Les principales différences entre le désengagement et le TDAH
Durée
- Le désengagement est ponctuel.
- Le TDAH est constant et présent depuis l'enfance.
Contexte
- Le désengagement apparaît dans des situations précises (fatigue, stress, surcharge, ennui).
- Le TDAH se manifeste dans la plupart des contextes.
Contrôle
- En cas de désengagement, l’enfant peut souvent se reconnecter si l’environnement change.
- Dans le TDAH, l’enfant veut se reconnecter, mais son cerveau ne le lui permet pas toujours.
Impact
- Le désengagement entraîne des difficultés momentanées.
- Le TDAH a un retentissement durable sur la scolarité, le comportement et l’estime de soi.
Ce que la recherche nous dit sur le désengagement cognitif...
Plusieurs éléments sont bien établis aujourd’hui :
- Le cerveau passe en mode économie lorsque le vagabondage mental s’active.
- Une surcharge sensorielle ou émotionnelle peut provoquer un état de figement ou de retrait.
- Les enfants sensibles, anxieux ou perfectionnistes sont davantage susceptibles d’entrer en désengagement.
- Le désengagement apparaît souvent lorsque l’enfant ne perçoit ni objectif, ni sens à ce qu’on lui demande.

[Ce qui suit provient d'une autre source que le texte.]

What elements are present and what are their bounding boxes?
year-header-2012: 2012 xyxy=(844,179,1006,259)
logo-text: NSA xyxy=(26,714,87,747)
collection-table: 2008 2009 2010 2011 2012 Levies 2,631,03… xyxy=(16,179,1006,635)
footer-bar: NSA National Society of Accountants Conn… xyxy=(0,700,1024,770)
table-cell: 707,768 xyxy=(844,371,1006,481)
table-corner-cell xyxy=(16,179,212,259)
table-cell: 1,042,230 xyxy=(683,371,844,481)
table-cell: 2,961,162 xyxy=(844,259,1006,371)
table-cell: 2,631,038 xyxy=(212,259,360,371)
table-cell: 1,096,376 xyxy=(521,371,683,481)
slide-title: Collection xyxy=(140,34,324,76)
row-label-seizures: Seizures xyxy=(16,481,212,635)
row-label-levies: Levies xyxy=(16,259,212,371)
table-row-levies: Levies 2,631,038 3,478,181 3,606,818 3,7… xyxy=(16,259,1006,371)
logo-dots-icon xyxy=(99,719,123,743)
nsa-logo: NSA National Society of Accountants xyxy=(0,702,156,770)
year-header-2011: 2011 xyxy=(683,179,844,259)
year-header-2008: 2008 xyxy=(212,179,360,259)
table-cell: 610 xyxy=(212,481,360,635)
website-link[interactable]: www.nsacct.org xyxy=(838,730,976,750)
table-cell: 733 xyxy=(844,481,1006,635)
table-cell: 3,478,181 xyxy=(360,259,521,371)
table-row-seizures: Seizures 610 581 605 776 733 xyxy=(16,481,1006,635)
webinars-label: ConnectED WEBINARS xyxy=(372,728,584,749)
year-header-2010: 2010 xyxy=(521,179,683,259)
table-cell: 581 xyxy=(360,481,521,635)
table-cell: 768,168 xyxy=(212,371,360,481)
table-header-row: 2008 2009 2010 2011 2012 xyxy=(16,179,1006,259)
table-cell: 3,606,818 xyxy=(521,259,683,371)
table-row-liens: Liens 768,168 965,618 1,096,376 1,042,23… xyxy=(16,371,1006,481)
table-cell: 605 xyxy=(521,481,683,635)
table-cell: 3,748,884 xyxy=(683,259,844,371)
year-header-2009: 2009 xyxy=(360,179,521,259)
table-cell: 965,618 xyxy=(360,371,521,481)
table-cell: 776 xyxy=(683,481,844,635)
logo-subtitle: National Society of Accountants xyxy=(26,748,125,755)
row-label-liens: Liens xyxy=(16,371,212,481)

Ces constats ne remettent pas en question le travail des enseignants. Ils permettent simplement de mieux comprendre ce qui se passe dans le cerveau des enfants, afin de les accompagner avec nuance.
Comment agir face au désengagement cognitif ?
Voici des pistes concrètes, fondées sur des données scientifiques, pour aider un enfant à se reconnecter :
- Réduire la charge cognitive en simplifiant les consignes ou en fractionnant la tâche.
- Donner un objectif précis et atteignable afin de rendre l’activité plus claire.
- Connecter la tâche à du sens ou à un intérêt personnel pour renforcer l’engagement.
- Utiliser l’attention partagée en accompagnant l’enfant sur les premières étapes.
- Introduire des micro-pauses pour éviter la saturation et permettre au cerveau de revenir à l’état optimal.
- Vérifier l’état émotionnel de l’enfant, car le stress ou l’inquiétude empêchent la disponibilité mentale.
Ces stratégies ne sont pas des critiques du système scolaire.
Elles sont simplement issues des connaissances actuelles en cognition, en neurosciences et en pédagogie.
Message essentiel...
Confondre le désengagement cognitif et le TDAH peut entraîner des réponses inadaptées, soit en minimisant les défis des enfants ayant un véritable TDAH, soit en surestimant les difficultés d’un enfant simplement fatigué ou surchargé.
Le désengagement cognitif est un phénomène normal et réversible.
Le TDAH est un fonctionnement neurologique durable qui nécessite un accompagnement spécifique.
Mieux distinguer ces deux réalités, c’est mieux comprendre les enfants. Et mieux comprendre, c’est déjà mieux accompagner.